What does all of this matter to those who don’t really care about how the courts will come out on the question of marriage? The rules being advocated in the same-sex marriage litigation will, as we have seen from those created in the 70s, be applied by federal courts to a wide variety of other circumstances. Whatever one thinks about the wisdom of those rules, they will have the effect of granting an enormous amount of discretion to the federal courts to determine what the laws or should not be.
Beyond what this means for marriage or for children, that development means a lot for the principle of self-government and even for the ability of ordinary people (non-lawyers, for instance) to have any real impact on the actual legal rules and standards that will be applied on the entire range of constitutional issues on which federal courts will rule for decades to come.

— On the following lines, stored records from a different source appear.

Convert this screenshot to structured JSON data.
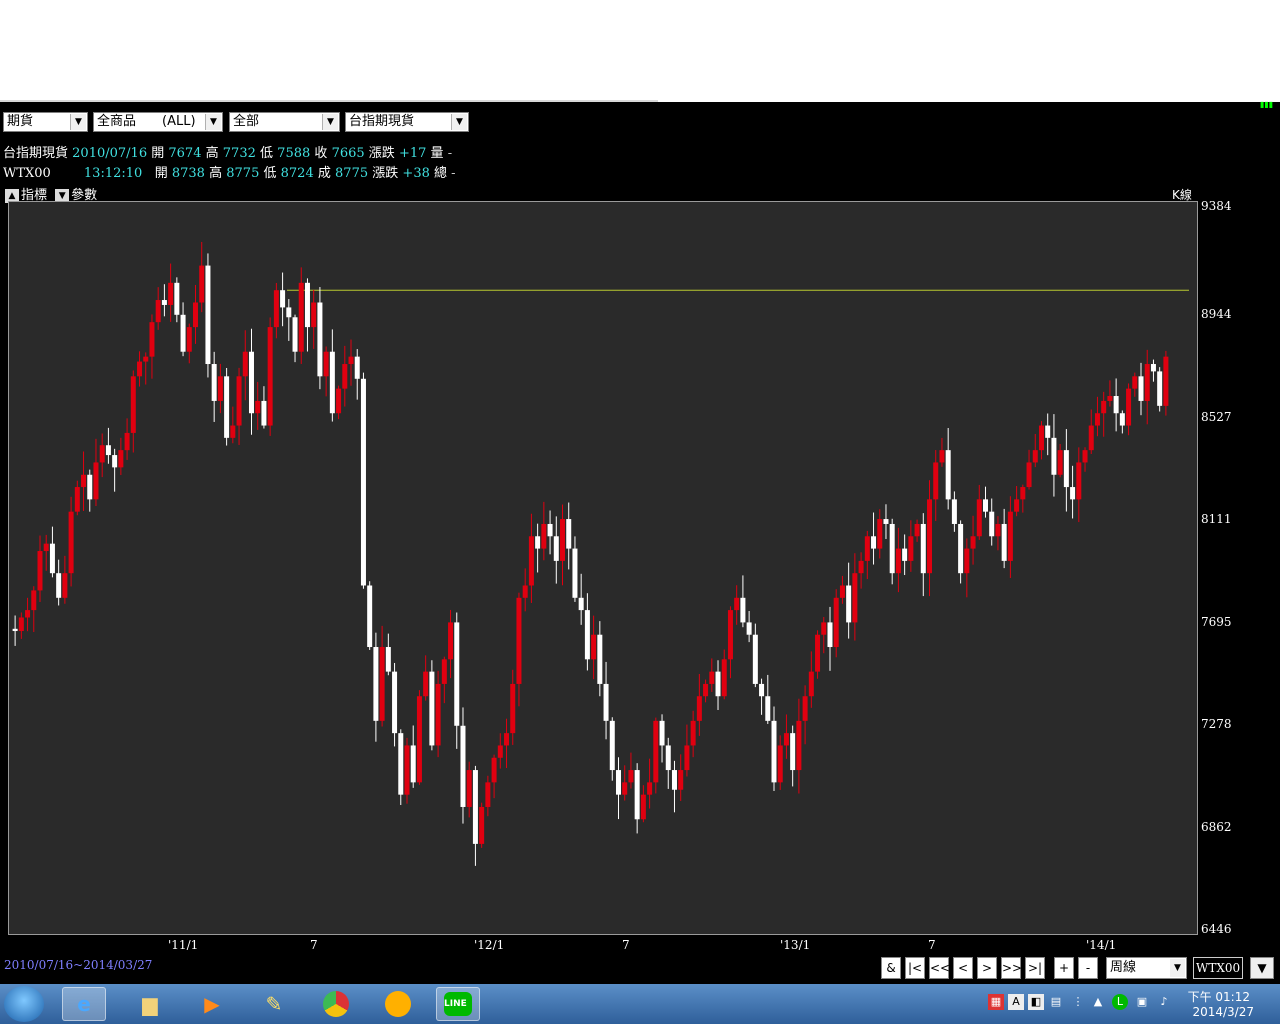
{
  "toolbar": {
    "market_select": "期貨",
    "product_select": "全商品　　(ALL)",
    "scope_select": "全部",
    "symbol_select": "台指期現貨"
  },
  "quotes": {
    "row1": {
      "name": "台指期現貨",
      "date": "2010/07/16",
      "open_label": "開",
      "open": "7674",
      "high_label": "高",
      "high": "7732",
      "low_label": "低",
      "low": "7588",
      "close_label": "收",
      "close": "7665",
      "change_label": "漲跌",
      "change": "+17",
      "vol_label": "量",
      "vol": "-"
    },
    "row2": {
      "name": "WTX00",
      "time": "13:12:10",
      "open_label": "開",
      "open": "8738",
      "high_label": "高",
      "high": "8775",
      "low_label": "低",
      "low": "8724",
      "close_label": "成",
      "close": "8775",
      "change_label": "漲跌",
      "change": "+38",
      "vol_label": "總",
      "vol": "-"
    }
  },
  "chart_tools": {
    "indicator_label": "指標",
    "params_label": "參數",
    "kline_label": "K線"
  },
  "chart_data": {
    "type": "candlestick",
    "yticks": [
      "9384",
      "8944",
      "8527",
      "8111",
      "7695",
      "7278",
      "6862",
      "6446"
    ],
    "xticks": [
      "'11/1",
      "7",
      "'12/1",
      "7",
      "'13/1",
      "7",
      "'14/1"
    ],
    "ylim": [
      6446,
      9384
    ],
    "reference_line": 9050,
    "up_color": "#e00010",
    "down_color": "#ffffff",
    "background": "#2a2a2a",
    "weekly_closes": [
      7665,
      7720,
      7750,
      7830,
      7990,
      8020,
      7900,
      7800,
      7900,
      8150,
      8250,
      8300,
      8200,
      8350,
      8420,
      8380,
      8330,
      8400,
      8470,
      8700,
      8760,
      8780,
      8920,
      9010,
      8990,
      9080,
      8950,
      8800,
      8900,
      9000,
      9150,
      8750,
      8600,
      8700,
      8450,
      8500,
      8700,
      8800,
      8550,
      8600,
      8500,
      8900,
      9050,
      8980,
      8940,
      8800,
      9080,
      8900,
      9000,
      8700,
      8800,
      8550,
      8650,
      8750,
      8780,
      8690,
      7850,
      7600,
      7300,
      7600,
      7500,
      7250,
      7000,
      7200,
      7050,
      7400,
      7500,
      7200,
      7450,
      7550,
      7700,
      7280,
      6950,
      7100,
      6800,
      6950,
      7050,
      7150,
      7200,
      7250,
      7450,
      7800,
      7850,
      8050,
      8000,
      8100,
      8050,
      7950,
      8120,
      8000,
      7800,
      7750,
      7550,
      7650,
      7450,
      7300,
      7100,
      7000,
      7050,
      7100,
      6900,
      7000,
      7050,
      7300,
      7200,
      7100,
      7020,
      7100,
      7200,
      7300,
      7400,
      7450,
      7500,
      7400,
      7550,
      7750,
      7800,
      7700,
      7650,
      7450,
      7400,
      7300,
      7050,
      7200,
      7250,
      7100,
      7300,
      7400,
      7500,
      7650,
      7700,
      7600,
      7800,
      7850,
      7700,
      7900,
      7950,
      8050,
      8000,
      8120,
      8100,
      7900,
      8000,
      7950,
      8050,
      8100,
      7900,
      8200,
      8350,
      8400,
      8200,
      8100,
      7900,
      8000,
      8050,
      8200,
      8150,
      8050,
      8100,
      7950,
      8150,
      8200,
      8250,
      8350,
      8400,
      8500,
      8450,
      8300,
      8400,
      8250,
      8200,
      8350,
      8400,
      8500,
      8550,
      8600,
      8620,
      8550,
      8500,
      8650,
      8700,
      8600,
      8750,
      8720,
      8580,
      8780
    ]
  },
  "footer": {
    "range": "2010/07/16~2014/03/27",
    "nav": [
      "&",
      "|<",
      "<<",
      "<",
      ">",
      ">>",
      ">|",
      "+",
      "-"
    ],
    "period": "周線",
    "symbol": "WTX00",
    "more": "▼"
  },
  "taskbar": {
    "apps": [
      "start-orb-icon",
      "internet-explorer-icon",
      "file-explorer-icon",
      "media-player-icon",
      "paint-tool-icon",
      "chrome-icon",
      "messenger-icon",
      "line-icon"
    ],
    "time": "下午 01:12",
    "date": "2014/3/27"
  }
}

The court rules being advocated in the marriage cases are broad enough to preserve the Court’s discretion to make all kinds of decisions on all kinds of issues not enumerated in the Constitution. That’s why the outcome of a case like this matters to everyone.
William C. Duncan is director of Sutherland’s Center for Family and Society.
RhettMarch 29, 2015
The following sentence needs a "should" after "laws" and before "or": "Whatever one thinks about the wisdom of those rules, they will have the effect of granting an enormous amount of discretion to the federal courts to determine what the laws or should not be."
mary janeMarch 26, 2015
thank you for this valuable explanation of a seriously consequential issue.